Faut-il pour autant y voir une tentative de convaincre ses futurs administrés ou un signe annonciateur d'un remaniement ministériel? "Edouard Philippe a le sens du devoir: il a dit que si on lui demande de rester, il restera. Mais il a aussi prévenu: 'Emmanuel Macron sait qui je suis, ce que j'incarne, ce que je peux faire et ce que je ne peux pas faire'", nuance le politologue Pascal Perrineau. Une façon habile de faire passer un message au président qui doit engager début juillet un "nouveau chemin" pour la France jusqu'à 2022.

Un style qui plaît

Car la situation a bien changé au cours des trois mois qui ont séparé les deux tours des élections municipales, coronavirus oblige. La réforme des retraites qui a pu nuire à Edouard Philippe en mars a été éclipsée par la pandémie. Depuis le début de la crise sanitaire, sa cote de popularité ne cesse de grimper, alors que celle d'Emmanuel Macron continue à baisser.

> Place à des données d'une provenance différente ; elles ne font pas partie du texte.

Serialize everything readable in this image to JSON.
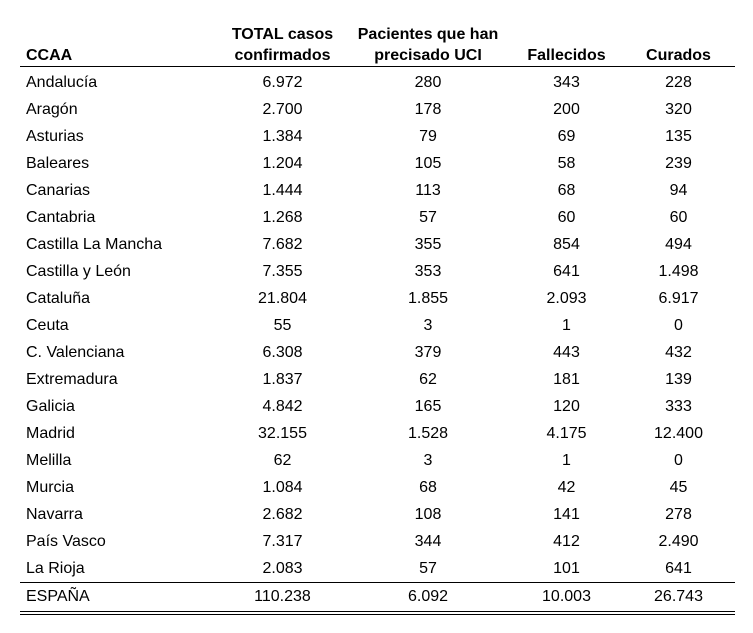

Dimanche, le Premier ministre, fort de son aura toute neuve d'homme politique "qui sait parler aux Français", comptait 50% d'avis favorable dans les sondages, soit 12 points d'avance sur le président. "Il a des traits de caractère, un style, un calme, de l'humour, une barbe, qui le distinguent du jeune Bonaparte un peu agité que peut être Emmanuel Macron", énumère Pascal Perrineau. Ce succès l'accompagne désormais jusqu'au Havre où il est désormais donné vainqueur au soir du 28 juin.

Une telle victoire compliquera la tâche d'Emmanuel Macron qui se trouverait confronté à un choix cornélien: soit il garde son astucieux Premier ministre, bénéficie de sa gloire et accepte ses conditions, soit il s'en sépare au risque de déplaire encore plus aux Français et de perdre une partie de son électorat de droite. Si tel est le choix présidentiel, Edouard Philippe aurait beau jeu de quitter Matignon, auréolé de sa victoire, pour retourner droit dans ses bottes vers son port d'attache quitté en 2017 pour servir la République en marche. Dans un cas comme dans l'autre, sa stratégie se révélera payante.